I know you dont have money but you should try and get some tea if you can. If nothing else drink lots of tea for the new few months.
 
Thats how it was for me as well. Its annoying to hear but you need more time. 4 more months and youll be a different person.

I know you dont have money but you should try and get some tea if you can. If nothing else drink lots of tea for the new few months.
I drink camomila
 
I cant really give my opinion on most of things listed because either I didnt have those problems or they went away in early recovery but the anhedonia and loss of emotions stuck for at least a year so I can speak on that, anhedonia and loss of emotions are tough to deal with, over time you will either recover them or adapt to not having emotions and living with anhedonia, first year of recovery I never lost my negative emotions, they just weren't as intense as before the injection, you will not wake up overnight and be healed it dosent work like that, you gain a little back each day etc - some dont, but for me I'd have improvements every month with the emotions and anhedonia, it took around 14 months for me to be able to experience happiness - joy and no anhedonia, even that long to have a true long cry, I was able to cry before that mark but it just felt empty, if you're able to feel any emotions that's a good sign, if you can feel boredom that's a good sign your anhedonia is going away, the first year of recovery when I would do something i enjoyed it wasn't boredom or fun, it was just nothing, like a emptiness, its hard to explain to someone unless they experience it themselves. Now I can enjoy things and actually feel boredom and happiness with things, not just this empty ass feeling all the time.
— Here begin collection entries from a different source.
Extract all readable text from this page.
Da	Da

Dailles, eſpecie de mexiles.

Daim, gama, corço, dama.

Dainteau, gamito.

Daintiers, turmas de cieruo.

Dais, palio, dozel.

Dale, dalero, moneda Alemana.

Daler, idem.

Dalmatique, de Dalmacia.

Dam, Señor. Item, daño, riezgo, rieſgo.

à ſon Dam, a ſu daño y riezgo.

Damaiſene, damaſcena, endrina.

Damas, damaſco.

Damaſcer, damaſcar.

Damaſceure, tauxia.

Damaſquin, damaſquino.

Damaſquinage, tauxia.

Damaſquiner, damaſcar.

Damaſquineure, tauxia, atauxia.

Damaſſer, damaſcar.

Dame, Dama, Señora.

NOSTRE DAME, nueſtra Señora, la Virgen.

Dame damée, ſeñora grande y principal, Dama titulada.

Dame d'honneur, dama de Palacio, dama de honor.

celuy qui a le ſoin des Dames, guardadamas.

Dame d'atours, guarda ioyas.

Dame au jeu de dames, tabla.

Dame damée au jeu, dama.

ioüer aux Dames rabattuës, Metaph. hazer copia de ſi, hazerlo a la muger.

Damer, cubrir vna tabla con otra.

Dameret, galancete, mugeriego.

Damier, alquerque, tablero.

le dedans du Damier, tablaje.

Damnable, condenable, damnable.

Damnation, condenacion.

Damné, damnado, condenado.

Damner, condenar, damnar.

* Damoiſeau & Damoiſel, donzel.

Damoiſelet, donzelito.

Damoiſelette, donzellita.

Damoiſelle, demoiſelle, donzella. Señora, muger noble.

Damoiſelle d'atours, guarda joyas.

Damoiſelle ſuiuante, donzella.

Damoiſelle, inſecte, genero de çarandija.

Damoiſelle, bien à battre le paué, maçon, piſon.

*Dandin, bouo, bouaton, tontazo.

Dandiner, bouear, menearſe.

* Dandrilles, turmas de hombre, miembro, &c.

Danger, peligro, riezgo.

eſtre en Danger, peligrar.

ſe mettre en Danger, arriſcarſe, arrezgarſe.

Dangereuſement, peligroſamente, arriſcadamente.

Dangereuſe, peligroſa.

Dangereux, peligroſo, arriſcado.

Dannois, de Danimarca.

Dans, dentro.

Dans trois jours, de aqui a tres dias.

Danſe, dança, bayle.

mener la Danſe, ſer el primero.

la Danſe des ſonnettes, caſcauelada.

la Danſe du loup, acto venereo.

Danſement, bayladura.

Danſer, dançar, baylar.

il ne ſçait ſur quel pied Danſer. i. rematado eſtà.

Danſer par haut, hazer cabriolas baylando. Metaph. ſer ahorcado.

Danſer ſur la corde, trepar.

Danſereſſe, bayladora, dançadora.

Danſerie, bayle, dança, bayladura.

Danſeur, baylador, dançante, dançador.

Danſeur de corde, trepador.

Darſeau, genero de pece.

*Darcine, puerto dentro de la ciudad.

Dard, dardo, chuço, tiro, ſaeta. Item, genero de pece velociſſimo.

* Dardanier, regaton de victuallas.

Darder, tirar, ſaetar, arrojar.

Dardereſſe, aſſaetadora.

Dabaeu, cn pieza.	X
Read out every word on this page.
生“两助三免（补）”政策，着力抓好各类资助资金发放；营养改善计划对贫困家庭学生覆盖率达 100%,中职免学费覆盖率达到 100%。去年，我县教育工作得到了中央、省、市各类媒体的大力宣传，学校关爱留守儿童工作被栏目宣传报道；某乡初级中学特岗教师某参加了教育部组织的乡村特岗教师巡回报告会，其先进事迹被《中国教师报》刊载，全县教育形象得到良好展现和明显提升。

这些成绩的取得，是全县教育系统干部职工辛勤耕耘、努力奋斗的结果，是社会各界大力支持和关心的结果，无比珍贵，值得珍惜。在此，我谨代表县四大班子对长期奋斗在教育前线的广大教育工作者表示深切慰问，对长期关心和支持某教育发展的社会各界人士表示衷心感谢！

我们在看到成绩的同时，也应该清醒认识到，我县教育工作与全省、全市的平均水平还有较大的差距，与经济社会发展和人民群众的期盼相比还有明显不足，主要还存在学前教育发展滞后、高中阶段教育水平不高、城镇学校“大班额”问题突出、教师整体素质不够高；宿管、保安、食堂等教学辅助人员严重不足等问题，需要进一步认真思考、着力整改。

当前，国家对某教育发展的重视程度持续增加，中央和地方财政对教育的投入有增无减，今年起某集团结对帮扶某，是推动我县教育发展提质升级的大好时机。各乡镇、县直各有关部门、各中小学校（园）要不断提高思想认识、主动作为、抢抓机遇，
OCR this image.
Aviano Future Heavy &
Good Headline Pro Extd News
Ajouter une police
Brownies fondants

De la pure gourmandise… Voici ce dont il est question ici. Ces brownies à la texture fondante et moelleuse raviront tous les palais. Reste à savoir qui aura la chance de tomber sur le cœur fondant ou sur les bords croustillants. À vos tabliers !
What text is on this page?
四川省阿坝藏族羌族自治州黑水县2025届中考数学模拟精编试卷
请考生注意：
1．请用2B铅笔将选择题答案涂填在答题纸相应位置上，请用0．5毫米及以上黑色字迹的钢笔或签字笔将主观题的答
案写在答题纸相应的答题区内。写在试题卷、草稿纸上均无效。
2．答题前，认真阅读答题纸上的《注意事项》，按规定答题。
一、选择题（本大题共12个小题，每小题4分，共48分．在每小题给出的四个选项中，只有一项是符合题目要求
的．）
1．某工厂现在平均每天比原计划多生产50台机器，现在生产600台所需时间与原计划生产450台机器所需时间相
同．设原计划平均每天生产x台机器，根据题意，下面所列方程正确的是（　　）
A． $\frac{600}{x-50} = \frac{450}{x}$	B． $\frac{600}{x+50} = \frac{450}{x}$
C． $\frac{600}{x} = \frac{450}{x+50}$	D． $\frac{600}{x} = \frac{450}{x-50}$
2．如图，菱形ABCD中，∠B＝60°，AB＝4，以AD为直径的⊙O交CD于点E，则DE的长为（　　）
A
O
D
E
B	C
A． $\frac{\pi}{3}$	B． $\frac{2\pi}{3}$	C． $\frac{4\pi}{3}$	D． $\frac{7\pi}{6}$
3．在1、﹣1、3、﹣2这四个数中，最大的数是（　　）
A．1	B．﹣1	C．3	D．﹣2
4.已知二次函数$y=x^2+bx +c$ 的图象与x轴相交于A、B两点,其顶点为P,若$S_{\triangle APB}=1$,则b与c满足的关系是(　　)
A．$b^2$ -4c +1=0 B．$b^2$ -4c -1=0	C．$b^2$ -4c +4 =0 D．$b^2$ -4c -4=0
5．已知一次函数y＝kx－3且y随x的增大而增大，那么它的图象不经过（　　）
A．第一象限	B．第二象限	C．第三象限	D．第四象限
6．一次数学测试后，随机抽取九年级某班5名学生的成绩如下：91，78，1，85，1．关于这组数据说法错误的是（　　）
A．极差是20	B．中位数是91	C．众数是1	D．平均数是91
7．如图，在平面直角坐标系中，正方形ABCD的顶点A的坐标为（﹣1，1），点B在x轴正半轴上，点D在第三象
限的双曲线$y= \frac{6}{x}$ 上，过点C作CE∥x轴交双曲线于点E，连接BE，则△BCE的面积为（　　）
Can I get your YouTube channel? I’ll subscribe and show support
 
Invega lasts in your system for thirty to forty days so do you count from when that’s up? Or the last time you got injected?
 
I need opinion of people who took 6 shots. When did they feel recovery. I'm truly bad lying in bed all day without being able to do a thing. I need to know how long I have to be jobless
 
I think this sub should be about recovery stories, side effects and information rather then a bunch of useless posts about contacting Johnson’s and stuff. This forum gets so far off tracks. It’s annoying.
Thing is, when ppl get over invega the last thing they wanna do is read these kinda posts but trust me, u do go back to normal. Just be patient.
 
Till shot 4 I could still sleep a bit but then nothing and now I'm dependent on sleeping pills. My psychiatrist denies any connection of my sudden insomnia to invenga. I'm living the worse imaginable nightmare
 
Chamomile makes you sleepy, it might make you feel less like getting up and doing stuff.
I agree but this invega is insane the effects it has on the body and mind it’s incredible to be honest I didn’t think back in 2017 when I refused to take anymore invega and stopped seeing the psychiatrist I would be still suffering from this “poison” nearly 5 years later I do think I have come a long way since then but damnnn man I cannot get my head around why I’m still not fully recovered but I’m still hopeful one day things will change but into then I just “keep on doing what I am doing” and looking after my son. :) it’s funny I met a person years and years ago who lost a leg because of a shark attack and he was depressed for years and years hoping he leg would magically grow back and wish he didn’t go into the water. But one day he realised he’s leg wasn’t going to grow back and that he had to accept that the leg was gone forever and he did in the end and got a prosthetic leg and he finally realised he pretty much could enjoy life just like before with he’s new leg.
 
Id rather lose an arm or leg then be on this shit. When your on this shit you lose sll your emotions and inner dialogue. It feels like it takes your soul away. Ive so far taken 12 shots of flupenexiol and nownim going to be forced to tske seroquel pills. My family wants md to be on meds for life since i hsve schxiophrenia and everytime i come off i end up hearing voices. These meds make the voices go away but it also makes me feel like shit. Id rather be hearing voices then be on these meds sincd i still hsve my personality when im hearing voices. I still hsve energy to do stuff. These meds just zap all your energy away.